Bus routes in Bristol, England

Airport Flyer is a brand of bus routes that serve Bristol Airport. The routes are operated by First West of England.

== History ==
In 2012, the route began operating 24 hours per day.

The A2 service was withdrawn in January 2018, after having its frequency halved from hourly to two-hourly in January.

In 2018, twelve double-decker Alexander Dennis Enviro400 MMC-bodied Scania N250UD buses were deployed on the route.

During the COVID-19 pandemic when passenger numbers to the airport had reduced, the A1 route was changed and the bus began serving local stops. This arrangement was discontinued in April 2022. From May 2022, Bristol Zone bus tickets were no longer accepted on the route.

From spring 2026, 21 new Yutong electric vehicles will be introduced to the services. 17 Yutong U11DDs will enter service on the A1 and 4 Yutong E12s on the A3. These will replace all diesel powered vehicles on the A1, but will be added to the current A3 fleet with the new A2 service.

Starting in April 2026, a new A2 service will operate between the airport and Portishead. The service will be operated by First West of England via Nailsea & Backwell Station, Nailsea, Tickenham, Clevedon, Walton in Gordano and Weston in Gordano. This will operate 24 hours and on an hourly service.

== Routes ==
===A1 Bristol Bus Station to Bristol Airport===

The A1 operates a limited stop service via Bristol City centre, Temple Meads Station and Lime Kiln Roundabout before serving all stops along the A38 to the airport.

===A2 Portishead Sainsburys to Bristol Airport===

The A2 operates via Downside, Backwell, Nailsea & Backwell Station, Nailsea, Tickenham, Clevedon, Walton in Gordano and Weston in Gordano.

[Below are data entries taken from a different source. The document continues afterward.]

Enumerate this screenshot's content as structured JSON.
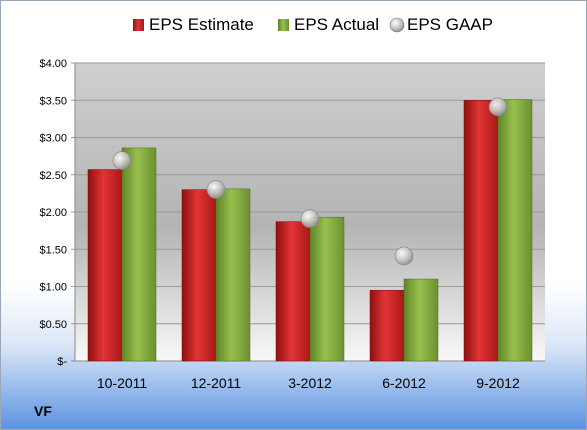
{
  "chart_data": {
    "type": "bar",
    "categories": [
      "10-2011",
      "12-2011",
      "3-2012",
      "6-2012",
      "9-2012"
    ],
    "series": [
      {
        "name": "EPS Estimate",
        "kind": "bar",
        "color": "#d42a2a",
        "values": [
          2.57,
          2.3,
          1.87,
          0.95,
          3.5
        ]
      },
      {
        "name": "EPS Actual",
        "kind": "bar",
        "color": "#86b03e",
        "values": [
          2.86,
          2.31,
          1.93,
          1.1,
          3.51
        ]
      },
      {
        "name": "EPS GAAP",
        "kind": "marker",
        "color": "#bdbdbd",
        "values": [
          2.69,
          2.3,
          1.91,
          1.41,
          3.41
        ]
      }
    ],
    "y_ticks": [
      "$-",
      "$0.50",
      "$1.00",
      "$1.50",
      "$2.00",
      "$2.50",
      "$3.00",
      "$3.50",
      "$4.00"
    ],
    "ylim": [
      0,
      4
    ],
    "grid": true,
    "legend_position": "top"
  },
  "ticker": "VF"
}
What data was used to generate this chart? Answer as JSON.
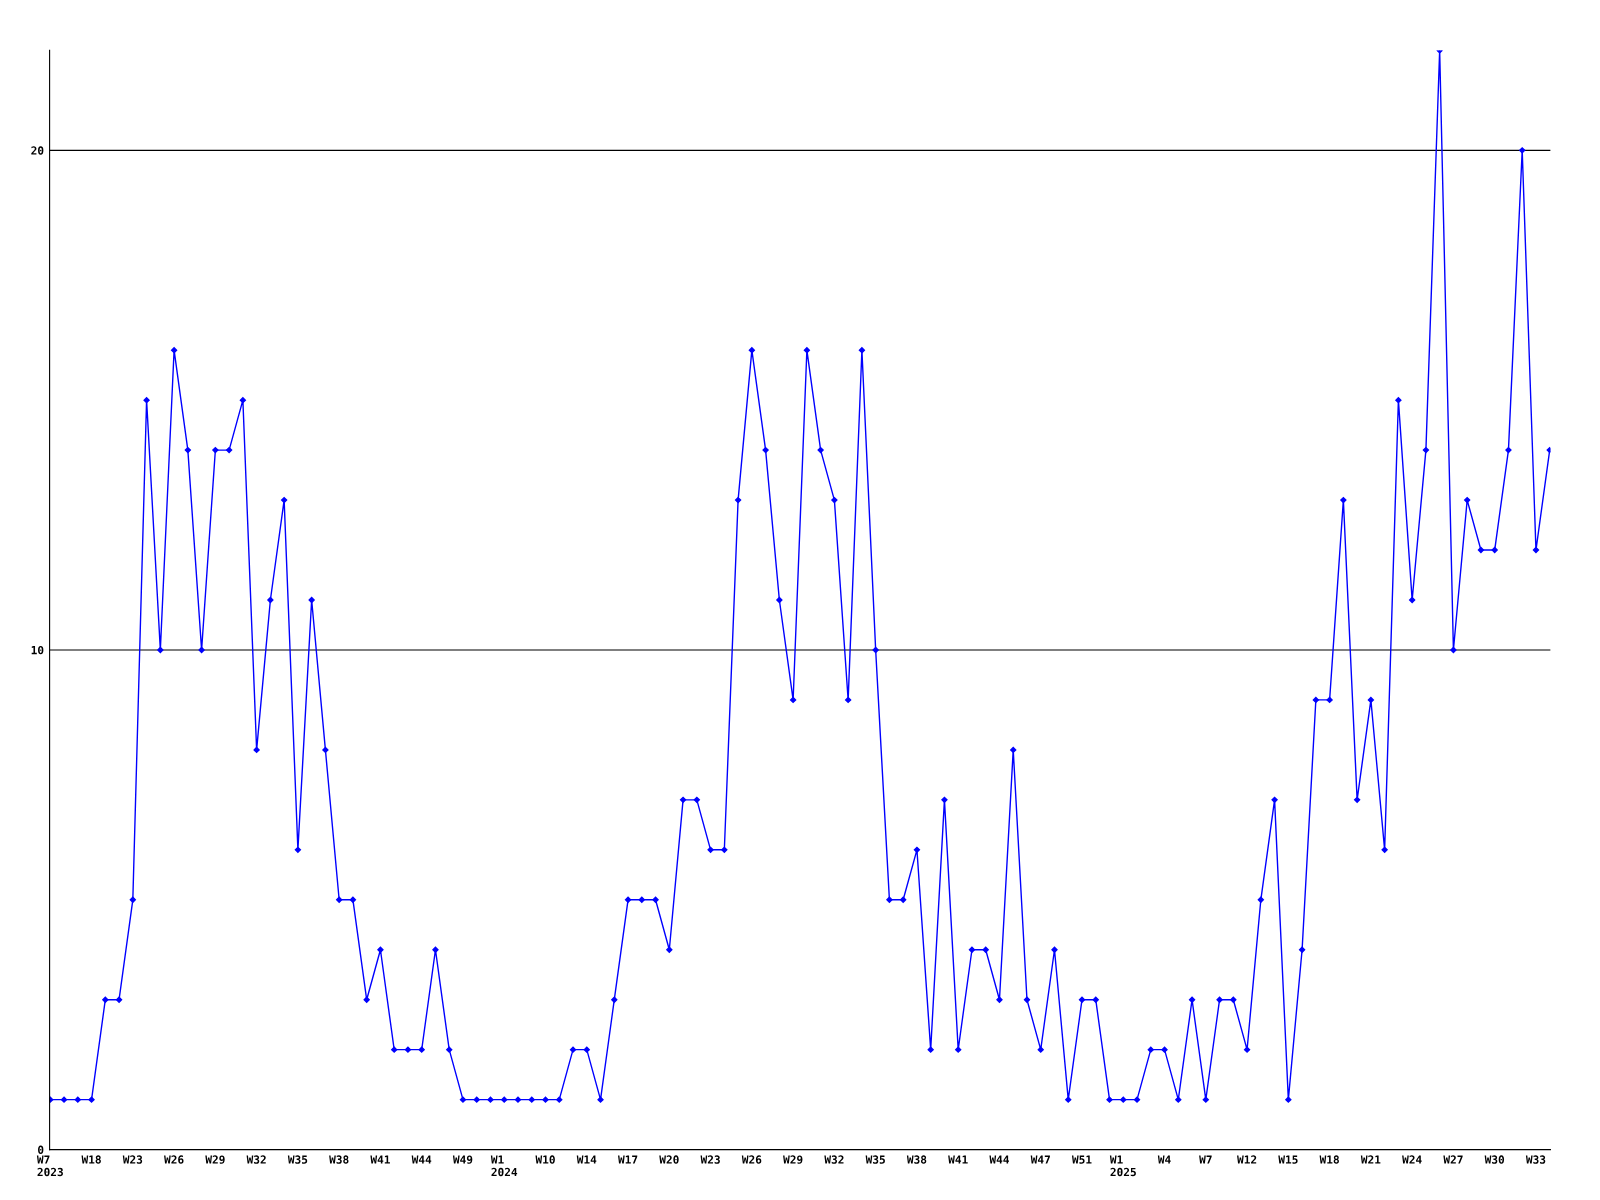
{
  "chart_data": {
    "type": "line",
    "categories": [
      "W7\n2023",
      null,
      null,
      "W18",
      null,
      null,
      "W23",
      null,
      null,
      "W26",
      null,
      null,
      "W29",
      null,
      null,
      "W32",
      null,
      null,
      "W35",
      null,
      null,
      "W38",
      null,
      null,
      "W41",
      null,
      null,
      "W44",
      null,
      null,
      "W49",
      null,
      null,
      "W1\n2024",
      null,
      null,
      "W10",
      null,
      null,
      "W14",
      null,
      null,
      "W17",
      null,
      null,
      "W20",
      null,
      null,
      "W23",
      null,
      null,
      "W26",
      null,
      null,
      "W29",
      null,
      null,
      "W32",
      null,
      null,
      "W35",
      null,
      null,
      "W38",
      null,
      null,
      "W41",
      null,
      null,
      "W44",
      null,
      null,
      "W47",
      null,
      null,
      "W51",
      null,
      null,
      "W1\n2025",
      null,
      null,
      "W4",
      null,
      null,
      "W7",
      null,
      null,
      "W12",
      null,
      null,
      "W15",
      null,
      null,
      "W18",
      null,
      null,
      "W21",
      null,
      null,
      "W24",
      null,
      null,
      "W27",
      null,
      null,
      "W30",
      null,
      null,
      "W33",
      null
    ],
    "series": [
      {
        "color": "#0000ff",
        "values": [
          1,
          1,
          1,
          1,
          3,
          3,
          5,
          15,
          10,
          16,
          14,
          10,
          14,
          14,
          15,
          8,
          11,
          13,
          6,
          11,
          8,
          5,
          5,
          3,
          4,
          2,
          2,
          2,
          4,
          2,
          1,
          1,
          1,
          1,
          1,
          1,
          1,
          1,
          2,
          2,
          1,
          3,
          5,
          5,
          5,
          4,
          7,
          7,
          6,
          6,
          13,
          16,
          14,
          11,
          9,
          16,
          14,
          13,
          9,
          16,
          10,
          5,
          5,
          6,
          2,
          7,
          2,
          4,
          4,
          3,
          8,
          3,
          2,
          4,
          1,
          3,
          3,
          1,
          1,
          1,
          2,
          2,
          1,
          3,
          1,
          3,
          3,
          2,
          5,
          7,
          1,
          4,
          9,
          9,
          13,
          7,
          9,
          6,
          15,
          11,
          14,
          22,
          10,
          13,
          12,
          12,
          14,
          20,
          12,
          14
        ]
      }
    ],
    "ylim": [
      0,
      22
    ],
    "yticks": [
      0,
      10,
      20
    ],
    "grid": "y",
    "marker": "diamond",
    "line_style": "solid",
    "legend": false
  }
}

===A3 Weston-super-Mare Station to Bristol Airport===

The A3 operates via Locking Road and Worle Railway Station before operating a limited stop service from St Georges Turn calling at a singlar stop in Congresbury, Cleeve, Brockley and Downside villages.

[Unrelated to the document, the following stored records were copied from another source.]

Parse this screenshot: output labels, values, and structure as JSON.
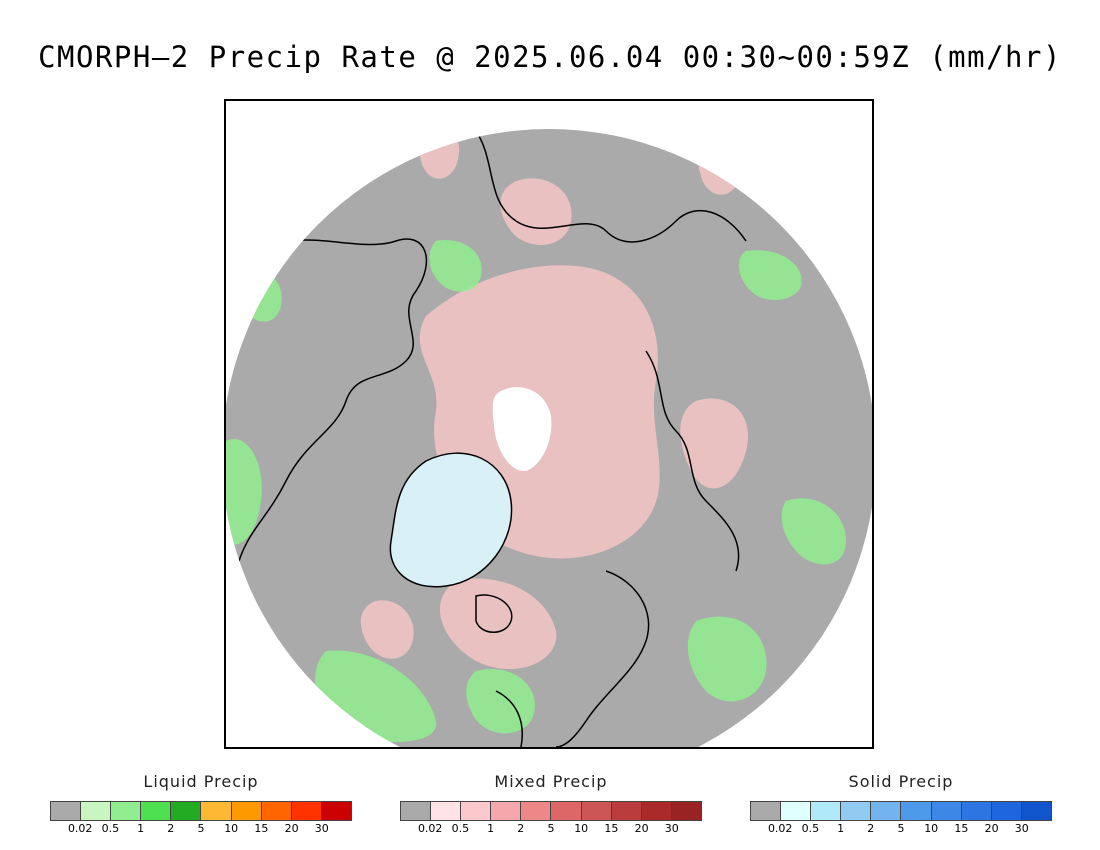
{
  "title": "CMORPH–2 Precip Rate @ 2025.06.04 00:30~00:59Z (mm/hr)",
  "map": {
    "projection": "north-polar-stereographic",
    "background_color": "#aaaaaa",
    "regions": [
      {
        "name": "north-pole-hole",
        "color": "#ffffff"
      },
      {
        "name": "greenland-ice",
        "color": "#d9f0f6"
      },
      {
        "name": "arctic-mixed-precip",
        "color": "#f5c6c6"
      },
      {
        "name": "liquid-precip-areas",
        "color": "#90ee90"
      }
    ]
  },
  "legends": [
    {
      "title": "Liquid Precip",
      "colors": [
        "#aaaaaa",
        "#c8f5c0",
        "#90ee90",
        "#4fe04f",
        "#22aa22",
        "#ffb833",
        "#ff9900",
        "#ff6600",
        "#ff3300",
        "#cc0000"
      ],
      "ticks": [
        "0.02",
        "0.5",
        "1",
        "2",
        "5",
        "10",
        "15",
        "20",
        "30"
      ]
    },
    {
      "title": "Mixed Precip",
      "colors": [
        "#aaaaaa",
        "#ffe3e6",
        "#fcc8cc",
        "#f5a8ac",
        "#ee8888",
        "#dd6666",
        "#cc5555",
        "#bb3c3c",
        "#aa2a2a",
        "#992222"
      ],
      "ticks": [
        "0.02",
        "0.5",
        "1",
        "2",
        "5",
        "10",
        "15",
        "20",
        "30"
      ]
    },
    {
      "title": "Solid Precip",
      "colors": [
        "#aaaaaa",
        "#e0ffff",
        "#b0eaf8",
        "#90ccf2",
        "#72b4ee",
        "#4d9aea",
        "#3d88e6",
        "#2d76e2",
        "#1d66dd",
        "#1155cc"
      ],
      "ticks": [
        "0.02",
        "0.5",
        "1",
        "2",
        "5",
        "10",
        "15",
        "20",
        "30"
      ]
    }
  ]
}
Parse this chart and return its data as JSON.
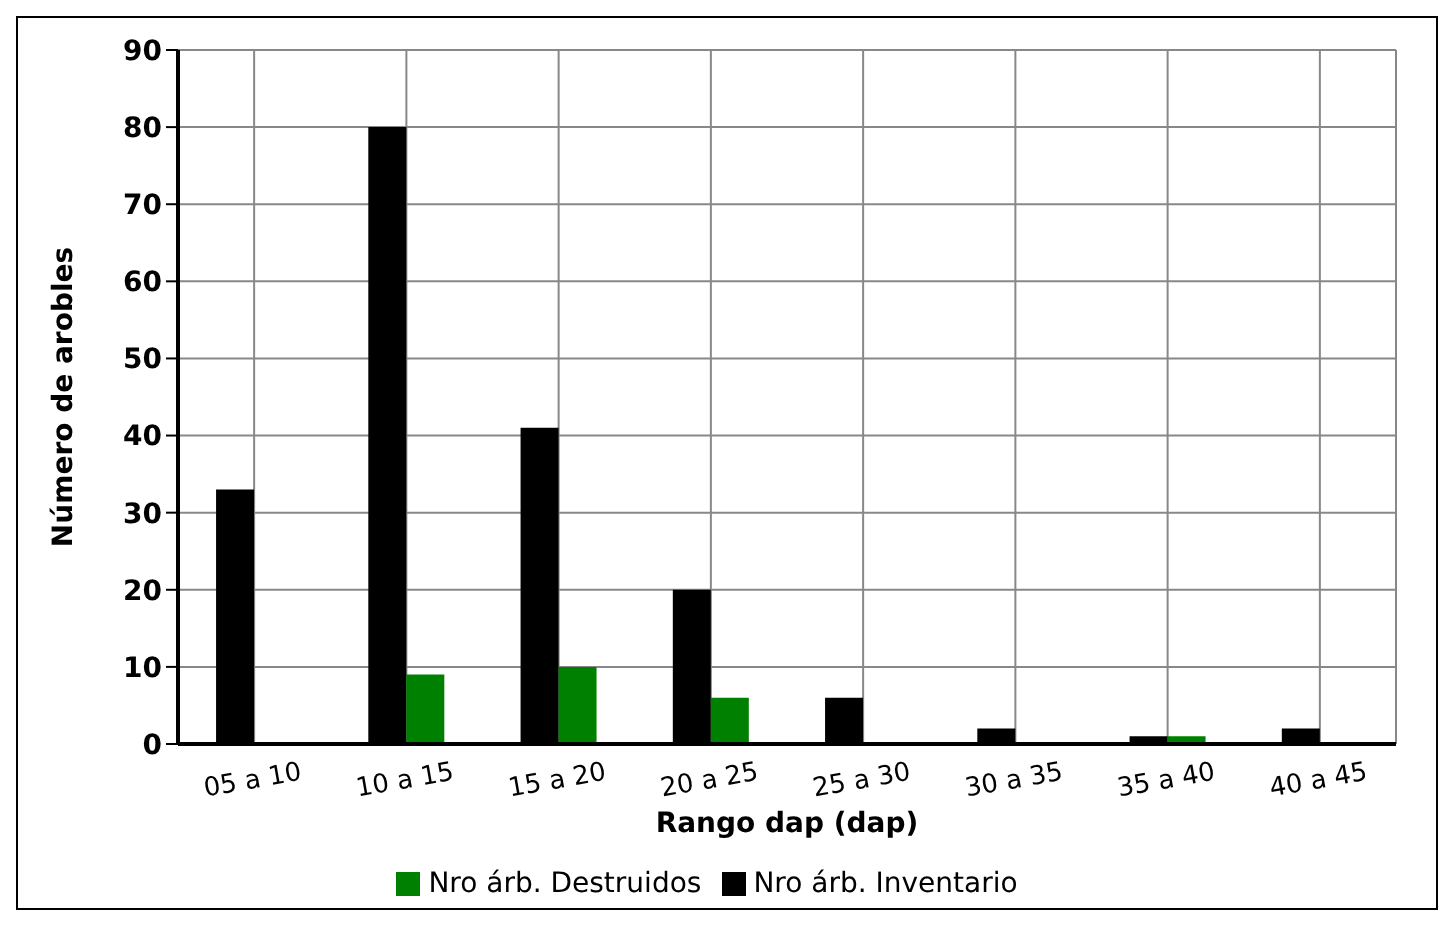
{
  "chart_data": {
    "type": "bar",
    "xlabel": "Rango dap (dap)",
    "ylabel": "Número de arobles",
    "categories": [
      "05 a 10",
      "10 a 15",
      "15 a 20",
      "20 a 25",
      "25 a 30",
      "30 a 35",
      "35 a 40",
      "40 a 45"
    ],
    "series": [
      {
        "name": "Nro árb. Inventario",
        "color": "#000000",
        "values": [
          33,
          80,
          41,
          20,
          6,
          2,
          1,
          2
        ]
      },
      {
        "name": "Nro árb. Destruidos",
        "color": "#008000",
        "values": [
          0,
          9,
          10,
          6,
          0,
          0,
          1,
          0
        ]
      }
    ],
    "ylim": [
      0,
      90
    ],
    "yticks": [
      0,
      10,
      20,
      30,
      40,
      50,
      60,
      70,
      80,
      90
    ],
    "grid": true,
    "legend": "bottom"
  }
}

===A4 Bath Bus Station to Bristol Airport===

The A4 operates from Bath Bus Station via Newbridge, Saltford, Keynsham, Brislington, Hengrove, Highridge, and the A38. Unlike The A1 and A3, the A4 does not operate as a limited stop service, acting as the only direct service from South Bristol and Keynsham to Bath.
The A4 became an Airport Flyer route in April 2026, when First Bus bought Bath Bus Company, it was previously branded as the Airdecker.